Celebrity names are vanishing from the credits of TV shows. Effeminate male idols — "sissy boys" — have been vilified. Tech moguls have been urged to donate billions of dollars to philanthropy. And kids went back to school last week with new rules banning foreign textbooks and requiring more classes on the nation's leader, Xi Jinping.

The changes are part of Xi's new "common prosperity" campaign to narrow the gap between rich and poor and create "material and spiritual wealth."

It's a noble-sounding slogan. But it looks more like a top-down purification than a strategy for economic reform. Xi is fixed on purging society of greed, corruption and moral failings he views as threats to socialism. Freewheeling capitalists and Western influences have become targets, while structural issues like bloated state-owned companies and a weak social safety net are left unaddressed.

That has raised questions about whether "common prosperity" is less a design to reduce inequality than to concentrate political power and ideological control while blaming the rich and famous for the nation's ills. Over the last month, Xi has cracked down on tech, education and entertainment. He has called for corporations and wealthy individuals to "give back more to society" at a time when the Communist Party is under pressure as the economy cools.

Tech titans have scrambled to respond. Tencent and Alibaba have each pledged more than $15.5 billion to "common prosperity" initiatives. The founders of ByteDance, Pinduoduo and Xiaomi have also donated millions to charity.

Entertainers and entrepreneurs have attracted cult followings in China over the last few decades as their wealth burgeoned along with the country's rapid growth. Bookstores sold stacks of memoirs by tech billionaires who preached a gospel of self-made success. Alibaba co-founder Jack Ma opened an elite academy to cultivate entrepreneurs.

 

Celebrity fan clubs became networks of mass mobilization, rallying millions of members to support their idols online with clicks and money. Such clubs were publicly praised last year when they outperformed the Chinese Red Cross Society in sending aid to Wuhan during its coronavirus lockdown.
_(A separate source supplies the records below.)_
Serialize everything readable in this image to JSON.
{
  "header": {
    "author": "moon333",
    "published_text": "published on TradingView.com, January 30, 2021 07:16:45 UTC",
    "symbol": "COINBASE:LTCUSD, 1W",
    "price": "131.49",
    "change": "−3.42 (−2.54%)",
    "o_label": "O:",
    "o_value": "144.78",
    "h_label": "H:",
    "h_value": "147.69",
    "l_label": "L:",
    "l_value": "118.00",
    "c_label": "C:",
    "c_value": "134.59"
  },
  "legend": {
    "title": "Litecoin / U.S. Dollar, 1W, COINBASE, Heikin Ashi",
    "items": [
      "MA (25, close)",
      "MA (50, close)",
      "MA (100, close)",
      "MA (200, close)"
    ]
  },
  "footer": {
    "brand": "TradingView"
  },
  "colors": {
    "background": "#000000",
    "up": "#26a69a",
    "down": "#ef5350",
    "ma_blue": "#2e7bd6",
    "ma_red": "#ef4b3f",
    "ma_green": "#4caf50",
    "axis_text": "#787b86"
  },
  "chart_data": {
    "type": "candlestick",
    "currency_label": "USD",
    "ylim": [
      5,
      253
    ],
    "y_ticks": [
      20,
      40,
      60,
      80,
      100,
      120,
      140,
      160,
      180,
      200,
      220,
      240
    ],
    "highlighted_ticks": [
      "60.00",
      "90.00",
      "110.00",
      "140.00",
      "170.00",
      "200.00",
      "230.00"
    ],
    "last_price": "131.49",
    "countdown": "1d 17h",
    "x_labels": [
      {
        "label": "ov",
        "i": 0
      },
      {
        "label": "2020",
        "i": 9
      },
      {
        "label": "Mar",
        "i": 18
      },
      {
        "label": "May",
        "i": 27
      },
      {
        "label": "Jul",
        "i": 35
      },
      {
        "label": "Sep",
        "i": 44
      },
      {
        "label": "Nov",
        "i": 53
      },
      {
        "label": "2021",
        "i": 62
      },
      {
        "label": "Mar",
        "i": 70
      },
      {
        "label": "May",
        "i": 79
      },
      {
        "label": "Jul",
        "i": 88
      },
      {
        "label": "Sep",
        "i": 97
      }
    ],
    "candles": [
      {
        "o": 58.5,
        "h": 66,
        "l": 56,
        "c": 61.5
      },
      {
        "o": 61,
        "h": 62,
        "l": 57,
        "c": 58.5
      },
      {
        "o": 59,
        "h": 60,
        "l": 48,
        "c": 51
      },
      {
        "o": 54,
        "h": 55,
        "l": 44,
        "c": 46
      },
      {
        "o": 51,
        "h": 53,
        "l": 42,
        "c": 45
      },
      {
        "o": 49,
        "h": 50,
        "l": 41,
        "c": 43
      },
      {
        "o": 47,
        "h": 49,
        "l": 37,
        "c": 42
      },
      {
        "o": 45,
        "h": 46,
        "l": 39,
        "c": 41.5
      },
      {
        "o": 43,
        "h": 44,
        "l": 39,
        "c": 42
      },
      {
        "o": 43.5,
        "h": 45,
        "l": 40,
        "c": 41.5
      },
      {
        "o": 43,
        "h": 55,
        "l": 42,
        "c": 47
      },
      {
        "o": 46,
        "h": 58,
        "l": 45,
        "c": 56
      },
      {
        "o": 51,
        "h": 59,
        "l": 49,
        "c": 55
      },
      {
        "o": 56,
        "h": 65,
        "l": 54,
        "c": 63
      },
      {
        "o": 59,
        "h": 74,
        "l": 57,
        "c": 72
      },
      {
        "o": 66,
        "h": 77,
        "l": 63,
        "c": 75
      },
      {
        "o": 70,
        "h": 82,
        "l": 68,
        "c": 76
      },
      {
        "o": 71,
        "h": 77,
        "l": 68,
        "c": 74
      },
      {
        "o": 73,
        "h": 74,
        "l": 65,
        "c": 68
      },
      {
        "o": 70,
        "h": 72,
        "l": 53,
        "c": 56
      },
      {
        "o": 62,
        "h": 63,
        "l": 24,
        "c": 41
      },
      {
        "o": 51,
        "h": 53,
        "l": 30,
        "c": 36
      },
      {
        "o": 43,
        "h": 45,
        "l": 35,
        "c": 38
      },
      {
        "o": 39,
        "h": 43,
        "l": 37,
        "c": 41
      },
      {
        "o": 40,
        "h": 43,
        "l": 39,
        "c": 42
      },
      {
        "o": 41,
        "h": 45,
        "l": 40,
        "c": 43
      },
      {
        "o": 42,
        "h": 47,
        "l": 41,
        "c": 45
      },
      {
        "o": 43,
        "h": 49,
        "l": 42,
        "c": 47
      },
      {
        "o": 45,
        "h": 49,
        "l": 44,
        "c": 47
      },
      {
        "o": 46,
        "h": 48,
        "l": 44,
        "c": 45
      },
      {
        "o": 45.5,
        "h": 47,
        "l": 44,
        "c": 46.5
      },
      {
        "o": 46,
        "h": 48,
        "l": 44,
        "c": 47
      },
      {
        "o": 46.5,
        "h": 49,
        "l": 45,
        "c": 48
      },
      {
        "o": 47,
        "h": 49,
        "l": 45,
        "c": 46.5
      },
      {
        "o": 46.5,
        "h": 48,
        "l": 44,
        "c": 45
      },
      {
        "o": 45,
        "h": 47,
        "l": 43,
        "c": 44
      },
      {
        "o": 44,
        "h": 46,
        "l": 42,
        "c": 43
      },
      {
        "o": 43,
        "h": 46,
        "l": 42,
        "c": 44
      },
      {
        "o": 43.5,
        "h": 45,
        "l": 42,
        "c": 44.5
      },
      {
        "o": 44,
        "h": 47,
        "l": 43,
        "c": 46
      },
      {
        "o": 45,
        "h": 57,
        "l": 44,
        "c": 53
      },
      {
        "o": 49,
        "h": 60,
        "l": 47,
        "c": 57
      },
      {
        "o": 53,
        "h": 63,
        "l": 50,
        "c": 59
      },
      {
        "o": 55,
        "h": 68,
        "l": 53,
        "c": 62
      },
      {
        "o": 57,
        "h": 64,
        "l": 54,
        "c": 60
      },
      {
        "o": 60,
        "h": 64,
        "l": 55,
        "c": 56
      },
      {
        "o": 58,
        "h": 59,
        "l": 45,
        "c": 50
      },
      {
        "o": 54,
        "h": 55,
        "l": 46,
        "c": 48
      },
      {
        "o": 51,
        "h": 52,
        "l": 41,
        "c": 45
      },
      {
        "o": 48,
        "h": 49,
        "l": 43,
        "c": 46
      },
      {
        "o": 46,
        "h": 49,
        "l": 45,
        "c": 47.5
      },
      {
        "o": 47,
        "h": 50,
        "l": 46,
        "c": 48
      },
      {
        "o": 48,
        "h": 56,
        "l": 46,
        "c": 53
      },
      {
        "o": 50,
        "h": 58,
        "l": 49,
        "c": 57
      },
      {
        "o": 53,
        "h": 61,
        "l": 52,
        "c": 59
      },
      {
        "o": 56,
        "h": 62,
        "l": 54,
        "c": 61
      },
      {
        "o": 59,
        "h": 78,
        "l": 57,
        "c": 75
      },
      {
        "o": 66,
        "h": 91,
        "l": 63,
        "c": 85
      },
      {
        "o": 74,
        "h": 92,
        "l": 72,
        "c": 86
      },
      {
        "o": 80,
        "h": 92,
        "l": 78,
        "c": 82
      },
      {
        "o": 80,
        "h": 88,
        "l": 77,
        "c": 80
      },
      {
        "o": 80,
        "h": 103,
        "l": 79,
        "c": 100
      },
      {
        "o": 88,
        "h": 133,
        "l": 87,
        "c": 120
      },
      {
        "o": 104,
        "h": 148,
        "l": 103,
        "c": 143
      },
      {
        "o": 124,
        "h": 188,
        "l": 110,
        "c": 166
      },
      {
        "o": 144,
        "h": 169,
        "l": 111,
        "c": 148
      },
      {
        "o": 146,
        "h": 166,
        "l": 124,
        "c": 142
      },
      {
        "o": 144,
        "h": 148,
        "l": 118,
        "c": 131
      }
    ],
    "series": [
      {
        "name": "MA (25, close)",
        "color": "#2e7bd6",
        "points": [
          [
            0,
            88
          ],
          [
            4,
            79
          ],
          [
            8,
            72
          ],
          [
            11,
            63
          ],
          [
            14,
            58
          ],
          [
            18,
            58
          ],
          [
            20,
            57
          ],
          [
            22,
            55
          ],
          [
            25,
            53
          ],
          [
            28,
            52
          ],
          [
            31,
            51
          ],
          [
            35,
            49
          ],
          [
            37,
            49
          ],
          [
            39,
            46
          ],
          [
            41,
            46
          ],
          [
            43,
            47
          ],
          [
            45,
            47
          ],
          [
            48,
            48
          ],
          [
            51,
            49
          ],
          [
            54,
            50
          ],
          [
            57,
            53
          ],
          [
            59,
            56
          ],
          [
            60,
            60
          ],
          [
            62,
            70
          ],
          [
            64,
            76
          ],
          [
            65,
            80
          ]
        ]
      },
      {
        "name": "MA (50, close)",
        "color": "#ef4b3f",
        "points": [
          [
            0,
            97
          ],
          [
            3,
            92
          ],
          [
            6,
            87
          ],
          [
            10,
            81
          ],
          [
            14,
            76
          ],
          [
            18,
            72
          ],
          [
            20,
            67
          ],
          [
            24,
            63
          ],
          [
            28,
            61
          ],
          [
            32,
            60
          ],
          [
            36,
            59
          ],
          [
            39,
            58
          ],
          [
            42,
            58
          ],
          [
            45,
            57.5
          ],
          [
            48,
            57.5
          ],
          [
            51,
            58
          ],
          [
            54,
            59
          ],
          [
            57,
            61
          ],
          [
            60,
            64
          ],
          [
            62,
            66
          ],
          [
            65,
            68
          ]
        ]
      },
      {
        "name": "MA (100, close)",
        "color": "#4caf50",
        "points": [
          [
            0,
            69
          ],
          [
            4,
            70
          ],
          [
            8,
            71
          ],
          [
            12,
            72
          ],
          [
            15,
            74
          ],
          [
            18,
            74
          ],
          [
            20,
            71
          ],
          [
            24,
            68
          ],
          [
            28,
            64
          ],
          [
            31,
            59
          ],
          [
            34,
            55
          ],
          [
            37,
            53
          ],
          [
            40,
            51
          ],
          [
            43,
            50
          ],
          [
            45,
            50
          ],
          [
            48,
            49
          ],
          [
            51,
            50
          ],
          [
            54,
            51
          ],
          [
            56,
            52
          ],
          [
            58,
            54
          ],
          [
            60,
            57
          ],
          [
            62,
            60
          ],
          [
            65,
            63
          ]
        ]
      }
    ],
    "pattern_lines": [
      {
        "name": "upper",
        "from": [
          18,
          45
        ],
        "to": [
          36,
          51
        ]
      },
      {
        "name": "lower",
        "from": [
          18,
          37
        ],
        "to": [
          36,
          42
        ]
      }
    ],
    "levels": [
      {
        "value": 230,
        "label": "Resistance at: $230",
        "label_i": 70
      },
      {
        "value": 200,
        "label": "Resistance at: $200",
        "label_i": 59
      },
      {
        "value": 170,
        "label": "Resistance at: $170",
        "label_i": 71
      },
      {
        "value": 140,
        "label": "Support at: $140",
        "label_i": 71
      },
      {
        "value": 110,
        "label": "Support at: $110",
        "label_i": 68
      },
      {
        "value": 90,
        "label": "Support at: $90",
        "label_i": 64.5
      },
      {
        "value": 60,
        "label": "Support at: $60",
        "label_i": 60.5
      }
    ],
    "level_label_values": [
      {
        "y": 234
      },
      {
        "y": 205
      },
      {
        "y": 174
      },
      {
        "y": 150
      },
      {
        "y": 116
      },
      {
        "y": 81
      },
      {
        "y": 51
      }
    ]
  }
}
But the winds have suddenly shifted.

In August, actress Zheng Shuang was fined $46 million for tax evasion. Actor Zhang Zhehan was banned after photos circulated of him at a controversial war shrine in Japan. Billionaire actress Zhao Wei also disappeared from the Chinese internet last month with no official explanation. The National Radio and Television Administration has released an eight-point plan to purge the entertainment sector of celebrities of "fake, ugly and evil values."

Entertainers should not use their fame for profit or be well-paid, the plan said. They should promote traditional culture and "establish a correct beauty standard," it said, singling out "sissy idols," or men who wear makeup or act feminine, as a particular offense.